|Morrison Iii, Wiley|
Submitted to: The Plant Cell
Publication Type: Peer Reviewed Journal
Publication Acceptance Date: 10/5/1998
Publication Date: N/A
Citation: N/A Interpretive Summary: Although the lignin biosynthetic pathway has been relatively well studied, there still are some unanswered questions regarding the steps in methoxylation. Standard pathways do not answer all the questions that arise with plants including tobacco, alfalfa, soybeans and tomatoes. This work clearly demonstrated an alternative methylation pathway and its affect ton lignin formation and the types of lignin (guaiacyl or syringyl lignin) produced and retarded as a result of engineered changes in pathways. This information opens new avenues and knowledge to the pulping industry because lignins with higher S/G ratios require fewer chemicals in the Kraft pulping.

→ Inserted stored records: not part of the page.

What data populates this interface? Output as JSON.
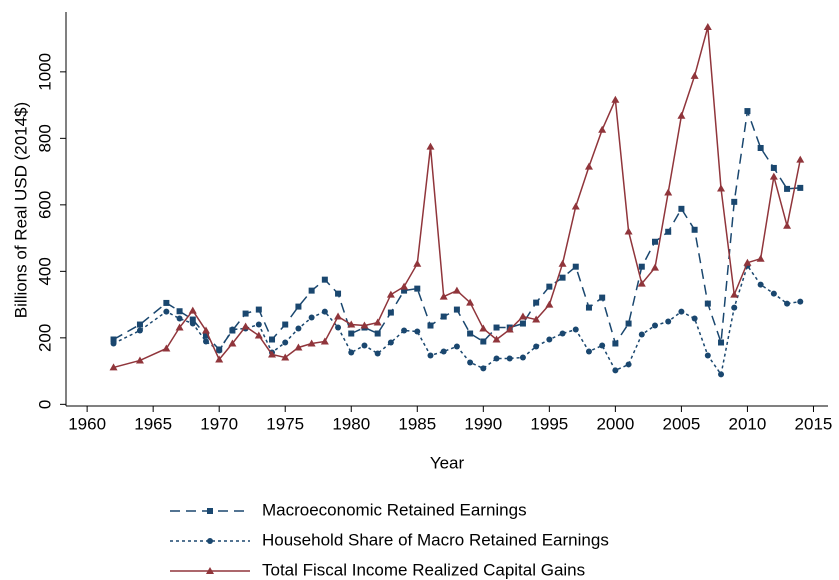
{
  "chart_data": {
    "type": "line",
    "x_label": "Year",
    "y_label": "Billions of Real USD (2014$)",
    "x": [
      1962,
      1964,
      1966,
      1967,
      1968,
      1969,
      1970,
      1971,
      1972,
      1973,
      1974,
      1975,
      1976,
      1977,
      1978,
      1979,
      1980,
      1981,
      1982,
      1983,
      1984,
      1985,
      1986,
      1987,
      1988,
      1989,
      1990,
      1991,
      1992,
      1993,
      1994,
      1995,
      1996,
      1997,
      1998,
      1999,
      2000,
      2001,
      2002,
      2003,
      2004,
      2005,
      2006,
      2007,
      2008,
      2009,
      2010,
      2011,
      2012,
      2013,
      2014
    ],
    "series": [
      {
        "name": "Macroeconomic Retained Earnings",
        "color": "#1a476f",
        "dash": "long",
        "marker": "square",
        "values": [
          195,
          240,
          305,
          280,
          255,
          207,
          165,
          222,
          273,
          285,
          195,
          240,
          294,
          342,
          375,
          333,
          213,
          231,
          213,
          276,
          342,
          348,
          237,
          264,
          285,
          213,
          189,
          231,
          231,
          243,
          306,
          354,
          381,
          414,
          291,
          321,
          183,
          243,
          414,
          489,
          519,
          588,
          525,
          303,
          186,
          609,
          882,
          771,
          711,
          648,
          651
        ]
      },
      {
        "name": "Household Share of Macro Retained Earnings",
        "color": "#1a476f",
        "dash": "short",
        "marker": "circle",
        "values": [
          183,
          222,
          279,
          258,
          243,
          189,
          162,
          225,
          228,
          240,
          156,
          186,
          228,
          261,
          279,
          231,
          156,
          177,
          153,
          186,
          222,
          219,
          147,
          159,
          174,
          126,
          108,
          138,
          138,
          141,
          174,
          195,
          213,
          225,
          159,
          177,
          102,
          120,
          210,
          237,
          249,
          279,
          258,
          147,
          90,
          291,
          417,
          360,
          333,
          303,
          309
        ]
      },
      {
        "name": "Total Fiscal Income Realized Capital Gains",
        "color": "#90353b",
        "dash": "solid",
        "marker": "triangle",
        "values": [
          111,
          132,
          168,
          231,
          282,
          222,
          135,
          183,
          234,
          207,
          150,
          141,
          171,
          183,
          189,
          264,
          240,
          237,
          246,
          330,
          354,
          423,
          775,
          324,
          342,
          306,
          228,
          195,
          225,
          264,
          255,
          300,
          423,
          595,
          715,
          826,
          916,
          520,
          363,
          411,
          637,
          868,
          988,
          1135,
          649,
          330,
          426,
          438,
          685,
          537,
          736
        ]
      }
    ],
    "xlim": [
      1958.4,
      2016.1
    ],
    "xticks": [
      1960,
      1965,
      1970,
      1975,
      1980,
      1985,
      1990,
      1995,
      2000,
      2005,
      2010,
      2015
    ],
    "ylim": [
      -5,
      1180
    ],
    "yticks": [
      0,
      200,
      400,
      600,
      800,
      1000
    ]
  }
}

Technical Abstract: Caffeoyl-coenzyme A (CoA) O-methyltransferase (CCoAOMT) has been proposed to be involved in an alternative methylation pathyway of lignin biosynthesis. However, no direct evidence has been available to confirm that CCoAOMT is essential for lignin biosynthesis. To understand further the methylation steps in lignin biosynthesis, we used an antisense approach hto alter O-methyltransferase (OMT) gene expression and investigated the consequences of this alteration. We generated transgenic tobacco plants with a substantial reduction in CCoAOMT as well as plants with a simultaneous reduction in both CCoAOMT and caffeic acid O-methyltransferase (CAOMT). Lignin analysis showed that the reduction in CCoAOMT alone resulted in a dramatic decrease in lignin content. The reduction in CCoAOMT also led to a dramatic alteration in lignin composition. Both guaiacyl lignin and syringyl lignin were reduced in the transgenic plants. However, guaiacyl lignin was preferentially reduced, which resulted in an increase in the S/G ratio. We have also analyzed lignin content and composition in transgenic plants having a simultaneous reduction in both CCoAOMT and CAOMT. The reduction in both OMT's resulted in a further decrese in total lignin content. This is in sharp contrast to the effect that resulted from the reduction in CAOMT alone, which only decreased the syringyl lignin units without a reduction in overall lignin content. These results unequivocally demonstrate that methylation reactions in lignin biosynthesis are catalyzed by both CCoAOMT and CAOMT.